Though Ulsan and Daegu are found in Gyeonsang region, the amazing fact is that Ulsan produces 3.6 times more products and services than its immediate neighbor Daegue (Kim, 2007) does. Regional economic disparities in the two regions are quite evident. The huge economical gap between the two regions is found in the changing fortunes of the main industries. Ulsan acts as the ‘core’ region while Daegu acts as the ‘periphery’ that supports Ulsan development. The history indicates that Daegu thrived because of massive exportation of inexpensive fabric and clothing (Kim, 2007). However, increased competition from the international market resulted to decline in exportation of these commodities. This led to huge decline of economical power in the region. Ulsan, in contrary, prospered from exportation of transportation equipments including automobiles. Ulsan hosts giant manufactures such as, Hyundai, and other main economical facilities such as world’s largest shipyard, automobile factory, and oil refinery.
Because of the significant role that the core regions play, little disruption can threaten the stability of the whole country. The main challenge that the core area encounters is overpopulation, which stretches the available resources to the limit. Moreover, demand for housing, transportation and sanitation increases as a result of rapid demographic growth (Eichengreen, 2006). However, the pressure to some extend can be considered an opportunity for these regions to expand their innovation and technological capacity. In the bid to meet the increased demand in the core region, the government sets more funds to cater for more projects that are necessary to accommodate the increasing pressure (Aydinli & Mathews, 2000). In so doing, disproportionate growth is witnessed in the core region compared to the periphery regions. However, this disproportionate government investment in the core zones to meet the high demand and forestall chaos can lead to considerable unrest among population of the periphery.
Though the periphery exhibit positive development, it is normally characterized by high level of poverty, poor infrastructure and low standards of living (Mahutga, 2006). Health and education disparities are unavoidable with the existence of core-periphery model in the country. This is mainly because there are poor transportation systems, poor health and education facilities in the regions considered periphery.

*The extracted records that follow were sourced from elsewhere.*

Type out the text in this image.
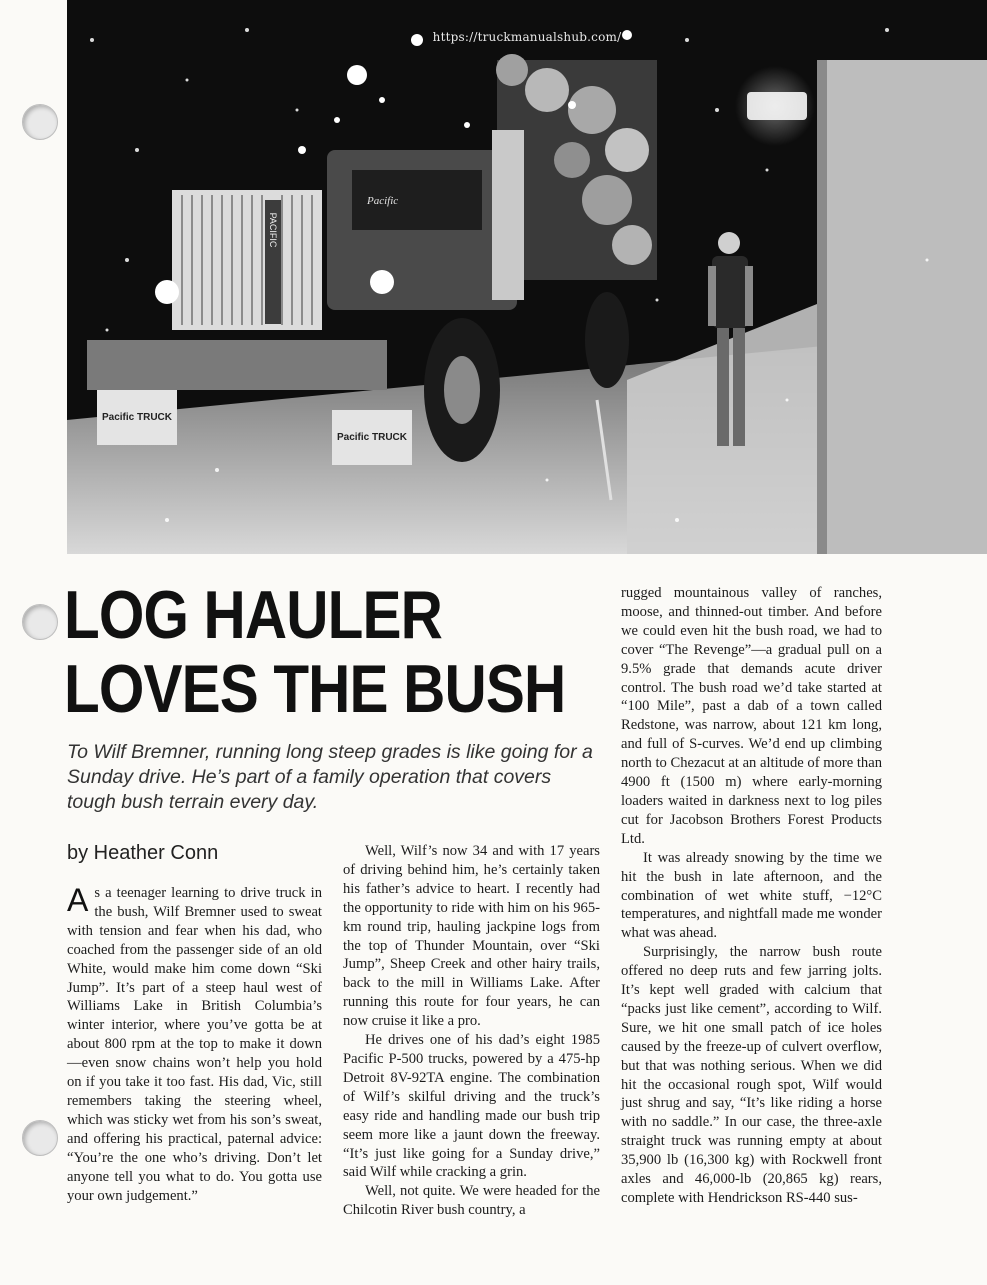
Pacific
PACIFIC
Pacific TRUCK
Pacific TRUCK
https://truckmanualshub.com/
LOG HAULER
LOVES THE BUSH
To Wilf Bremner, running long steep grades is like going for a Sunday drive. He’s part of a family operation that covers tough bush terrain every day.
by Heather Conn

As a teenager learning to drive truck in the bush, Wilf Bremner used to sweat with tension and fear when his dad, who coached from the passenger side of an old White, would make him come down “Ski Jump”. It’s part of a steep haul west of Williams Lake in British Columbia’s winter interior, where you’ve gotta be at about 800 rpm at the top to make it down—even snow chains won’t help you hold on if you take it too fast. His dad, Vic, still remembers taking the steering wheel, which was sticky wet from his son’s sweat, and offering his practical, paternal advice: “You’re the one who’s driving. Don’t let anyone tell you what to do. You gotta use your own judgement.”

Well, Wilf’s now 34 and with 17 years of driving behind him, he’s certainly taken his father’s advice to heart. I recently had the opportunity to ride with him on his 965-km round trip, hauling jackpine logs from the top of Thunder Mountain, over “Ski Jump”, Sheep Creek and other hairy trails, back to the mill in Williams Lake. After running this route for four years, he can now cruise it like a pro.

He drives one of his dad’s eight 1985 Pacific P-500 trucks, powered by a 475-hp Detroit 8V-92TA engine. The combination of Wilf’s skilful driving and the truck’s easy ride and handling made our bush trip seem more like a jaunt down the freeway. “It’s just like going for a Sunday drive,” said Wilf while cracking a grin.

Well, not quite. We were headed for the Chilcotin River bush country, a

rugged mountainous valley of ranches, moose, and thinned-out timber. And before we could even hit the bush road, we had to cover “The Revenge”—a gradual pull on a 9.5% grade that demands acute driver control. The bush road we’d take started at “100 Mile”, past a dab of a town called Redstone, was narrow, about 121 km long, and full of S-curves. We’d end up climbing north to Chezacut at an altitude of more than 4900 ft (1500 m) where early-morning loaders waited in darkness next to log piles cut for Jacobson Brothers Forest Products Ltd.

It was already snowing by the time we hit the bush in late afternoon, and the combination of wet white stuff, −12°C temperatures, and nightfall made me wonder what was ahead.

Surprisingly, the narrow bush route offered no deep ruts and few jarring jolts. It’s kept well graded with calcium that “packs just like cement”, according to Wilf. Sure, we hit one small patch of ice holes caused by the freeze-up of culvert overflow, but that was nothing serious. When we did hit the occasional rough spot, Wilf would just shrug and say, “It’s like riding a horse with no saddle.” In our case, the three-axle straight truck was running empty at about 35,900 lb (16,300 kg) with Rockwell front axles and 46,000-lb (20,865 kg) rears, complete with Hendrickson RS-440 sus-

The future of both core and periphery zone significantly depends on the government effort in allocation of development funding and creation of vital development policies. The periphery zones are expected to develop significantly as a result of vital development policies. In efforts to even the imbalance in the country, the government enacted national growth management policy and decentralization policies in 1982. These policies were meant to promote equitable development across the country and probably reduce environmental pollution, traffic congestion, and housing shortage.